In the early 1990s Bob Horkovich and Bill Passannante, representing Weyerhaeuser, pushed the envelope on the Keene decision in the context of environmental liability. Before the Supreme Court of Washington, the attorneys successfully argued that coverage existed for Weyerhaeuser, even though the company voluntarily offered to clean contaminated groundwater at 18 of 42 sites subject to environmental pollution and possible CERCLA liability. Thanks to these efforts, Washington is seen as one of the most policyholder-friendly venues to this day.

 

Flashing forward to the early aughts, in Wausau v. Tektronix (Clackamas County, Oregon, 2002), Anderson Kill attorneys won a jury verdict and declaratory judgment in favor of coverage at six environmental sites, establishing that late notice only precludes coverage when the insurance company can show that it was prejudiced by the delay — even when notice was 15 years late, as in this case.

 

To pick up the thread of consequential Anderson Kill victories for policyholders in more recent years, please see the Matters tab.

Representative Matters

Current Cases

Official Talc Claimants Committee in LTL Management LLC (J&J bankruptcy). Anderson Kill has been approved by the U.S. Bankruptcy Court for the District of New Jersey to serve as special insurance counsel to the Official Talc Claimants Committee in May 2022 in LTL Management LLC. LTL is the spinoff Johnson & Johnson created to resolve talc claims relating to its talc products. The LTL (J&J) bankruptcy involves over $2 billion in insurance assets. The U.S. 3rd Circuit rejected LTL’s (J&J’s) bankruptcy as being in bad faith, as requested by the talc claimants, permitting the talc claimants to pursue their claims directly in the tort system. LTL (J&J) again filed for bankruptcy on April 4, 2023. On July 28, 2023, the Bankruptcy Court rejected the filing, holding that the proposed bankruptcy didn’t meet the standards for financial distress. LTL (J&J) again has appealed, and the Third Circuit has accepted cert and set a briefing schedule. Anderson Kill has identified insurance assets available to pay claimants’ settlements and judgments and has answered claimants’ counsels’ questions regarding the $2 billion in insurance available to do pay claims against LTL (J&J).

Tort Claimants Committee and Future Claimants Representative in Cyprus Mines.
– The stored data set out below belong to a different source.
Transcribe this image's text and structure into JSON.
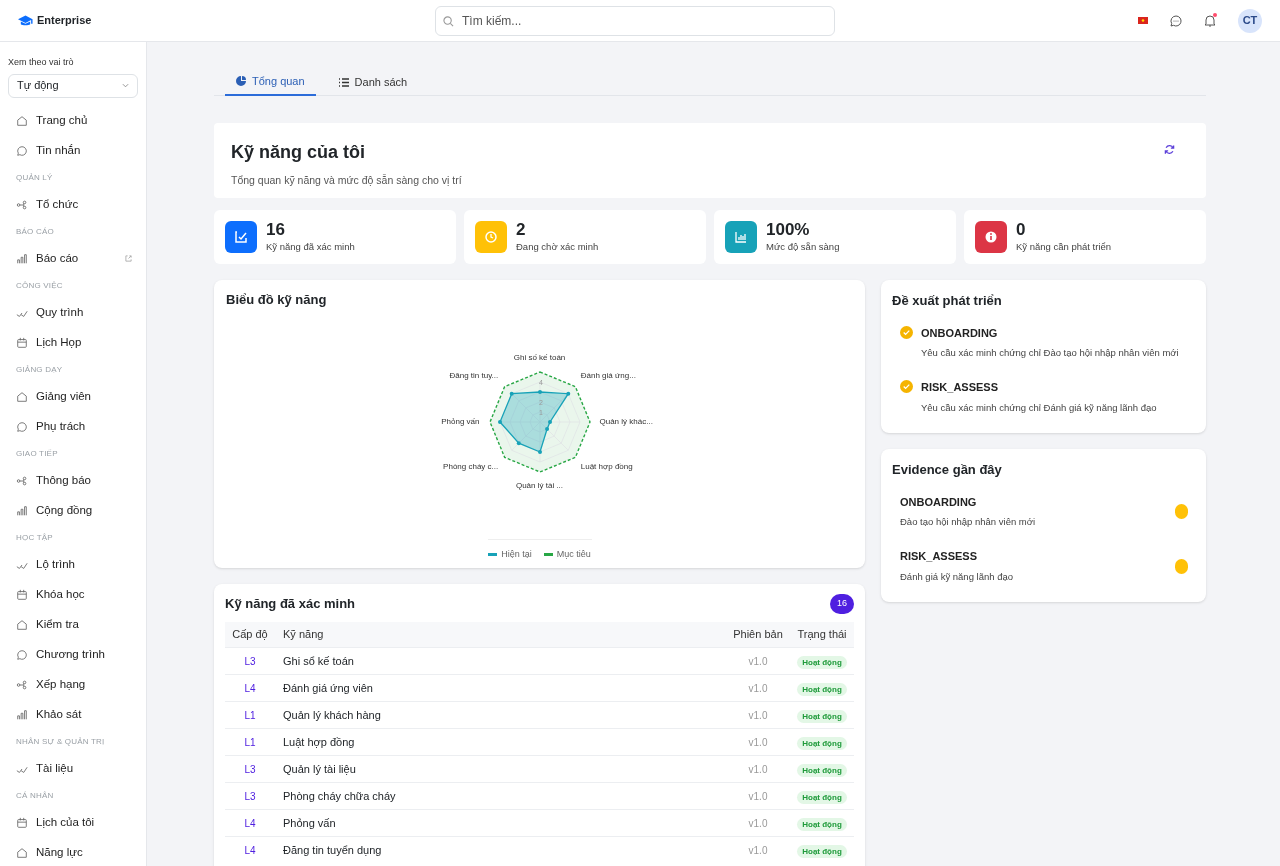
{
  "brand": "Enterprise",
  "search": {
    "placeholder": "Tìm kiếm..."
  },
  "header": {
    "avatar": "CT",
    "notification_dot": true
  },
  "sidebar": {
    "role_label": "Xem theo vai trò",
    "role_value": "Tự động",
    "items": [
      {
        "kind": "item",
        "label": "Trang chủ",
        "external": false
      },
      {
        "kind": "item",
        "label": "Tin nhắn",
        "external": false
      },
      {
        "kind": "section",
        "label": "QUẢN LÝ"
      },
      {
        "kind": "item",
        "label": "Tổ chức",
        "external": false
      },
      {
        "kind": "section",
        "label": "BÁO CÁO"
      },
      {
        "kind": "item",
        "label": "Báo cáo",
        "external": true
      },
      {
        "kind": "section",
        "label": "CÔNG VIỆC"
      },
      {
        "kind": "item",
        "label": "Quy trình",
        "external": false
      },
      {
        "kind": "item",
        "label": "Lịch Họp",
        "external": false
      },
      {
        "kind": "section",
        "label": "GIẢNG DẠY"
      },
      {
        "kind": "item",
        "label": "Giảng viên",
        "external": false
      },
      {
        "kind": "item",
        "label": "Phụ trách",
        "external": false
      },
      {
        "kind": "section",
        "label": "GIAO TIẾP"
      },
      {
        "kind": "item",
        "label": "Thông báo",
        "external": false
      },
      {
        "kind": "item",
        "label": "Cộng đồng",
        "external": false
      },
      {
        "kind": "section",
        "label": "HỌC TẬP"
      },
      {
        "kind": "item",
        "label": "Lộ trình",
        "external": false
      },
      {
        "kind": "item",
        "label": "Khóa học",
        "external": false
      },
      {
        "kind": "item",
        "label": "Kiểm tra",
        "external": false
      },
      {
        "kind": "item",
        "label": "Chương trình",
        "external": false
      },
      {
        "kind": "item",
        "label": "Xếp hạng",
        "external": false
      },
      {
        "kind": "item",
        "label": "Khảo sát",
        "external": false
      },
      {
        "kind": "section",
        "label": "NHÂN SỰ & QUẢN TRỊ"
      },
      {
        "kind": "item",
        "label": "Tài liệu",
        "external": false
      },
      {
        "kind": "section",
        "label": "CÁ NHÂN"
      },
      {
        "kind": "item",
        "label": "Lịch của tôi",
        "external": false
      },
      {
        "kind": "item",
        "label": "Năng lực",
        "external": false
      }
    ]
  },
  "tabs": [
    {
      "label": "Tổng quan",
      "selected": true
    },
    {
      "label": "Danh sách",
      "selected": false
    }
  ],
  "page": {
    "title": "Kỹ năng của tôi",
    "subtitle": "Tổng quan kỹ năng và mức độ sẵn sàng cho vị trí"
  },
  "stats": [
    {
      "value": "16",
      "label": "Kỹ năng đã xác minh",
      "color": "#0d6efd"
    },
    {
      "value": "2",
      "label": "Đang chờ xác minh",
      "color": "#ffc107"
    },
    {
      "value": "100%",
      "label": "Mức độ sẵn sàng",
      "color": "#17a2b8"
    },
    {
      "value": "0",
      "label": "Kỹ năng cần phát triển",
      "color": "#dc3545"
    }
  ],
  "radar": {
    "title": "Biểu đồ kỹ năng",
    "ticks": [
      "4",
      "2",
      "1"
    ],
    "axes": [
      "Ghi số kế toán",
      "Đăng tin tuy...",
      "Đánh giá ứng...",
      "Phỏng vấn",
      "Quản lý khác...",
      "Phòng cháy c...",
      "Luật hợp đồng",
      "Quản lý tài ..."
    ],
    "legend": [
      {
        "label": "Hiện tại",
        "color": "#17a2b8"
      },
      {
        "label": "Mục tiêu",
        "color": "#28a745"
      }
    ]
  },
  "verified": {
    "title": "Kỹ năng đã xác minh",
    "count": "16",
    "columns": [
      "Cấp độ",
      "Kỹ năng",
      "Phiên bản",
      "Trạng thái"
    ],
    "rows": [
      {
        "level": "L3",
        "skill": "Ghi sổ kế toán",
        "version": "v1.0",
        "status": "Hoạt động"
      },
      {
        "level": "L4",
        "skill": "Đánh giá ứng viên",
        "version": "v1.0",
        "status": "Hoạt động"
      },
      {
        "level": "L1",
        "skill": "Quản lý khách hàng",
        "version": "v1.0",
        "status": "Hoạt động"
      },
      {
        "level": "L1",
        "skill": "Luật hợp đồng",
        "version": "v1.0",
        "status": "Hoạt động"
      },
      {
        "level": "L3",
        "skill": "Quản lý tài liệu",
        "version": "v1.0",
        "status": "Hoạt động"
      },
      {
        "level": "L3",
        "skill": "Phòng cháy chữa cháy",
        "version": "v1.0",
        "status": "Hoạt động"
      },
      {
        "level": "L4",
        "skill": "Phỏng vấn",
        "version": "v1.0",
        "status": "Hoạt động"
      },
      {
        "level": "L4",
        "skill": "Đăng tin tuyển dụng",
        "version": "v1.0",
        "status": "Hoạt động"
      }
    ]
  },
  "suggestions": {
    "title": "Đề xuất phát triển",
    "items": [
      {
        "code": "ONBOARDING",
        "text": "Yêu cầu xác minh chứng chỉ Đào tạo hội nhập nhân viên mới"
      },
      {
        "code": "RISK_ASSESS",
        "text": "Yêu cầu xác minh chứng chỉ Đánh giá kỹ năng lãnh đạo"
      }
    ]
  },
  "evidence": {
    "title": "Evidence gần đây",
    "items": [
      {
        "code": "ONBOARDING",
        "text": "Đào tạo hội nhập nhân viên mới",
        "color": "#ffc107"
      },
      {
        "code": "RISK_ASSESS",
        "text": "Đánh giá kỹ năng lãnh đạo",
        "color": "#ffc107"
      }
    ]
  }
}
Anderson Kill was approved by the US Bankruptcy Court for the District of Delaware to serve as special insurance counsel to the Tort Claimants Committee and the Future Claimants’ Representative in the Cyprus Mines case, effective March 25, 2021. Cyprus Mines provided talc to Johnson & Johnson and others, and its bankruptcy proceeding is impacted by those of J&J subsidiaries. Holders of claims for personal injury or wrongful death arising from exposure to talc or talc-containing products constitute the largest creditor constituency in the Cyprus Mines Chapter 11 case, which stems from the company’s provision of talc to Johnson & Johnson. Potentially over $1.6 billion in insurance assets stand to be recovered and transferred to the trust to cover claims from those with mesothelioma or ovarian cancer caused by exposure to asbestos-bearing talc products. Anderson Kill is working to transfer those insurance assets to the Trust and to mediate before Ken Feinberg and Tim Gallagher with an insurance company interested in settling its dispute before litigation by the ensuing trust.
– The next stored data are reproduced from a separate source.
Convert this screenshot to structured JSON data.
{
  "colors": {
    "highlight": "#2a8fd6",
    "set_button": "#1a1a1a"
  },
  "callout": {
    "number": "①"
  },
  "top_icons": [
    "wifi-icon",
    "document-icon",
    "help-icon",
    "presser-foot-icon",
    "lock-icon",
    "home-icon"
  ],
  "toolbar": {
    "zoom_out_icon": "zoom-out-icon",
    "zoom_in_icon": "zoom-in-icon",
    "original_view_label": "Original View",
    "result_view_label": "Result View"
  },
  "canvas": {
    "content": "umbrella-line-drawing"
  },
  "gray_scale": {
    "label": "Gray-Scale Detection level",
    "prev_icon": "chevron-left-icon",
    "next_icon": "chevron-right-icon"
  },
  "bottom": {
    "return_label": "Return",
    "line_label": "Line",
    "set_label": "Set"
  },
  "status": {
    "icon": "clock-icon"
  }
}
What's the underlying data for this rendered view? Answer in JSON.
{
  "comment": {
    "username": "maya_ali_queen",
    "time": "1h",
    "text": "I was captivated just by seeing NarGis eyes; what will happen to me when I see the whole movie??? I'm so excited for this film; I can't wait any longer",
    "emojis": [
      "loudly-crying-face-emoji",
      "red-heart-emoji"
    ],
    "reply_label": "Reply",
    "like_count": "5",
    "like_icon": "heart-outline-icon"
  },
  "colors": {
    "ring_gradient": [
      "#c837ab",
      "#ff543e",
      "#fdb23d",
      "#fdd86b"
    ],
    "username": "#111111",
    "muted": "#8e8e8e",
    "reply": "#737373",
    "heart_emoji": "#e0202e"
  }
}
Kaiser Gypsum Committee of Asbestos Personal Injury Claims and the Future Claimants’ Representative . Anderson Kill was approved by the US Bankruptcy Court for the Western District of North Carolina as Special Insurance Counsel to the Committee of Asbestos Personal Injury Claimants and the Future Claimants’ Representative in the Kaiser Gypsum Company asbestos bankruptcy in the Western District of North Carolina. Anderson Kill advised the Committee and the FCR and their counsel regarding how best to secure over a billion dollars in insurance coverage that will be used to fund payments to the Asbestos Claimants. On August 9, 2018, the U.S. Bankruptcy Court for the Western District of North Carolina, Charlotte Division entered a lift stay order permitting claimants to file suit against the Debtors to access over a billion dollars in insurance coverage. On August 13, 2020, the U.S. Bankruptcy Court confirmed the bankruptcy plan proposed by the ACC and FCR and made the lift stay order part of the permanent plan. Anderson Kill presently represents the resulting Kaiser Gypsum Asbestos Settlement Trust. Pending the appeals, claimants can access at least $5.5 million in insurance coverage for each and every claim without limit – and even more excess insurance coverage within limits.
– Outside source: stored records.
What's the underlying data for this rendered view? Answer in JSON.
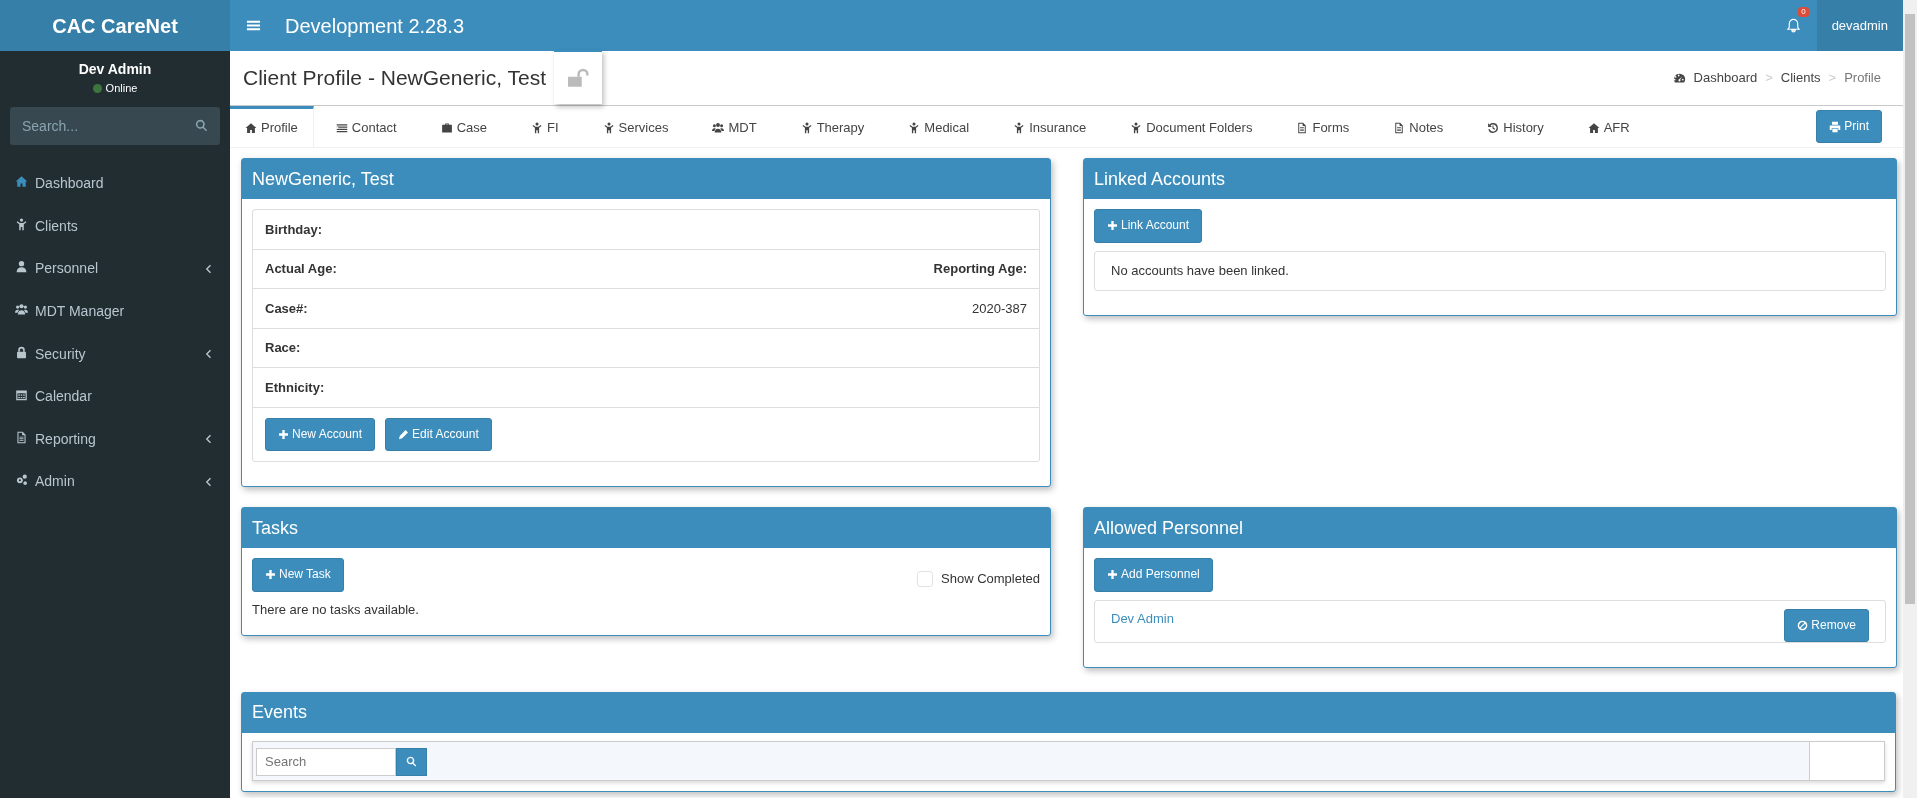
{
  "topbar": {
    "brand": "CAC CareNet",
    "title": "Development 2.28.3",
    "notification_count": "0",
    "user": "devadmin"
  },
  "sidebar": {
    "user": "Dev Admin",
    "status": "Online",
    "search": {
      "placeholder": "Search..."
    },
    "items": [
      {
        "label": "Dashboard",
        "has_submenu": false
      },
      {
        "label": "Clients",
        "has_submenu": false
      },
      {
        "label": "Personnel",
        "has_submenu": true
      },
      {
        "label": "MDT Manager",
        "has_submenu": false
      },
      {
        "label": "Security",
        "has_submenu": true
      },
      {
        "label": "Calendar",
        "has_submenu": false
      },
      {
        "label": "Reporting",
        "has_submenu": true
      },
      {
        "label": "Admin",
        "has_submenu": true
      }
    ]
  },
  "header": {
    "title": "Client Profile - NewGeneric, Test",
    "locked": false,
    "breadcrumb": {
      "separator": ">",
      "items": [
        "Dashboard",
        "Clients",
        "Profile"
      ]
    }
  },
  "tabs": [
    {
      "label": "Profile",
      "selected": true
    },
    {
      "label": "Contact",
      "selected": false
    },
    {
      "label": "Case",
      "selected": false
    },
    {
      "label": "FI",
      "selected": false
    },
    {
      "label": "Services",
      "selected": false
    },
    {
      "label": "MDT",
      "selected": false
    },
    {
      "label": "Therapy",
      "selected": false
    },
    {
      "label": "Medical",
      "selected": false
    },
    {
      "label": "Insurance",
      "selected": false
    },
    {
      "label": "Document Folders",
      "selected": false
    },
    {
      "label": "Forms",
      "selected": false
    },
    {
      "label": "Notes",
      "selected": false
    },
    {
      "label": "History",
      "selected": false
    },
    {
      "label": "AFR",
      "selected": false
    }
  ],
  "print_button": "Print",
  "profile": {
    "title": "NewGeneric, Test",
    "fields": [
      {
        "label": "Birthday:"
      },
      {
        "label": "Actual Age:",
        "right_label": "Reporting Age:"
      },
      {
        "label": "Case#:",
        "value": "2020-387"
      },
      {
        "label": "Race:"
      },
      {
        "label": "Ethnicity:"
      }
    ],
    "buttons": [
      "New Account",
      "Edit Account"
    ]
  },
  "linked_accounts": {
    "title": "Linked Accounts",
    "button": "Link Account",
    "empty": "No accounts have been linked."
  },
  "tasks": {
    "title": "Tasks",
    "button": "New Task",
    "show_completed": {
      "label": "Show Completed",
      "checked": false
    },
    "empty": "There are no tasks available."
  },
  "allowed_personnel": {
    "title": "Allowed Personnel",
    "button": "Add Personnel",
    "items": [
      {
        "name": "Dev Admin",
        "action": "Remove"
      }
    ]
  },
  "events": {
    "title": "Events",
    "search": {
      "placeholder": "Search"
    }
  }
}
Colt’s Manufacturing Company LLC. On August 31, 2023, Colt’s Manufacturing Company LLC f/k/a Colt’s Manufacturing Company, Inc. (Colt’s) filed suit in U.S. District Court in Connecticut against two AIG companies – American International Specialty Lines Insurance Company n/k/a AIG Specialty Insurance Company (AISLIC) and National Union Fire Insurance Company of Pittsburgh, Pa. (National Union) - regarding products liability coverage for an action pending in the Superior Court of Indiana against Colt’s and other manufacturers and distributors of handguns. The suit was filed by the City of Gary (the City) in August 1999, and alleges, among other things, that Colt’s negligent design, manufacturing, marketing and distribution of firearms injured the City and its citizens in multiple ways. In October 1999, an Interim Defense Funding Agreement was executed, whereby AISLIC, National Union, or both agreed to pay Colt’s costs incurred in connection with its defense of the City’s lawsuit (among others). Following execution of the agreement, AIG paid Colt’s defense costs through at least 2017, but informed Colt’s in 2021 that they would cease providing a defense, citing a provision in a self-insured retention endorsement that, according to AIG, eliminated the duty to defend. The endorsement in question, however, does not modify the sole coverage stipulated in the relevant policy (for Products/Completed Operations Bodily Injury and Property Damage Liability) that triggered the duty to defend. Colt’s, therefore, filed suit seeking damages arising from the AIG companies’ breaches of their contractual and good faith obligations, and a declaratory judgment adjudicating the respective rights, duties, and obligations of Colt’s and the two AIG companies.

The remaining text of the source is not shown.